Merchant banks operate differently from commercial banks. They do not take public deposits. Instead, they offer capital raising, advisory services, structured finance, securities dealing, and wealth management.

In simple terms, a merchant bank functions as a corporate finance specialist. It helps institutions raise funds, manage investments, and execute major financial transactions.

EverQuest Acquisition LLP was created in June 2024 for the single purpose of acquiring FBNQuest Merchant Bank. The consortium consists of Custodian Investment Plc, EverCorp Industries, and Aion Investments. Each partner brings a different strength to the table, and together they signal a coordinated push into the financial services space.

Custodian Investment’s participation marks a significant move toward expanding its financial services portfolio. The company already operates across insurance, pensions, trusteeship, real estate, hospitality and stockbroking. Entering investment banking gives Custodian a more complete and competitive financial services structure.

EverCorp Industries adds another interesting layer. The company was incorporated in 2023 and has moved quickly into the Nigerian corporate landscape. It holds an 86.5 percent stake in Champion Breweries. It also acquired Old Mutual Nigeria, which now operates as emPLE, and it has expanded into the energy sector through its subsidiary energy& LLP.

Another interesting aspect of EverCorp is its aggressive corporate finance moves across different sectors. These moves include Champion Breweries’ acquisition of the Bullet Energy Drink from Sunmark in the UK. Recently, energy& acquired an equity stake in LPG producer, Falcon Corporation, a move that deepens Evercorp’s reach in the energy sector.

Essentially, EverCorp’s involvement in the FBNQuest deal alongside Custodian suggests a strategy to build a stronger financial base for its growing network of investments.

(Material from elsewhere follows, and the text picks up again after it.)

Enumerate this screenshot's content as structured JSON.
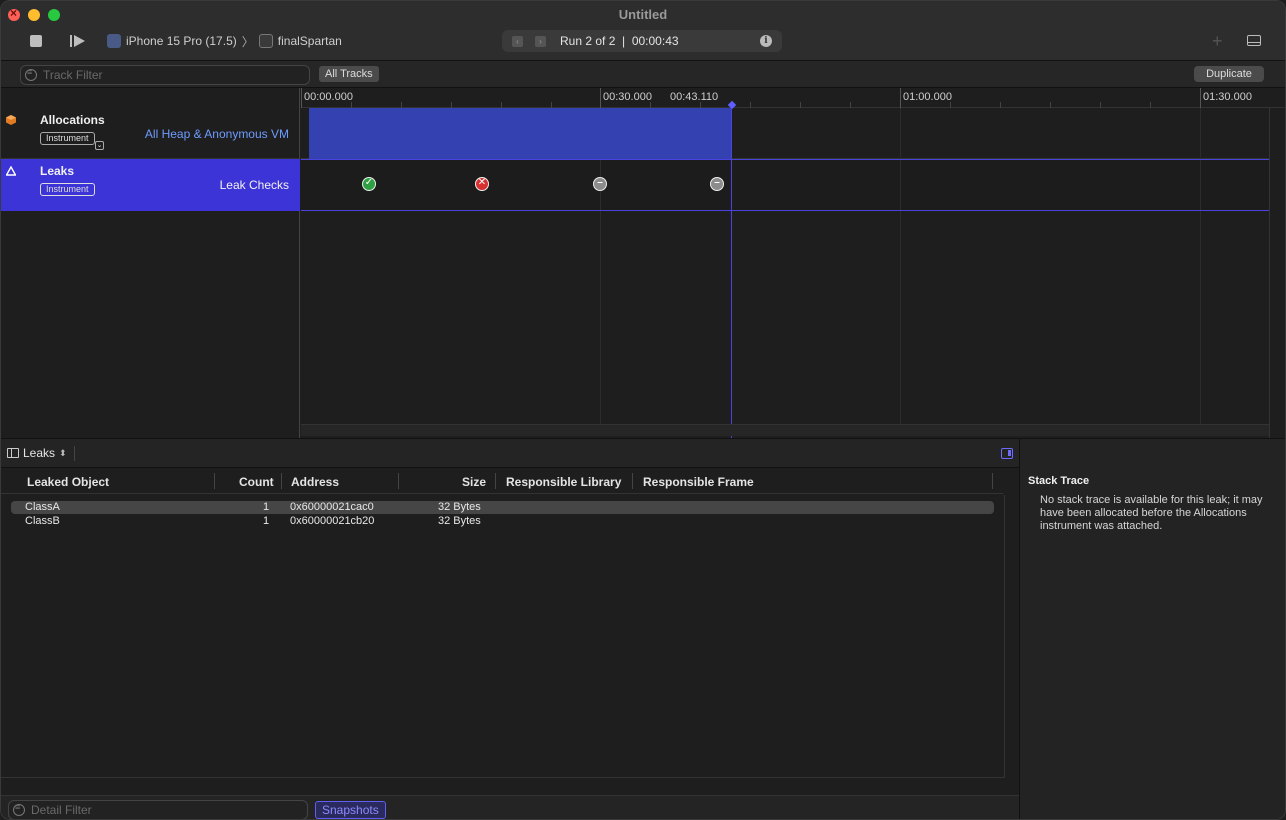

The third partner in the EverQuest consortium, Aion Investments, is linked to the Managing Director of FBNQuest Merchant Bank, Kayode Akinkugbe. Before then, he served as the Managing Director of FBN Capital.

FBNQuest Merchant Bank enters the acquisition with strong financials. The bank reported total assets of N497.9 billion in 2024. It recorded net assets of N40 billion. It also posted a net profit of N11.4 billion, which represents a 58 percent increase from the N7.2 billion recorded in 2023. The bank held a cash balance of N191 billion at the end of the year. This is a very strong liquidity position for an institution of its size.

These results show a stable and profitable business with significant liquidity. They also highlight why the bank would attract a buyer that wants an established investment banking platform.

The parties involved have not disclosed the value of the transaction. However, typical valuation methods provide a reasonable estimate. Merchant banks of this size in emerging markets often sell for one to one and a half times their book value. With FBNQuest’s book value at N40 billion, this suggests a range of N40 billion to N60 billion.

Another method uses earnings multiples. High-performing investment banks usually attract valuations of six to ten times their annual profit. Using FBNQuest’s profit of N11.4 billion in 2024, this gives a range of N68 billion to N114 billion. The bank’s strong liquidity position, especially the N191 billion cash balance, suggests that the final value would be closer to the upper end of this range.

Based on these metrics, the estimated value of the transaction likely falls between N70 billion and N110 billion, with a midpoint around N90 billion.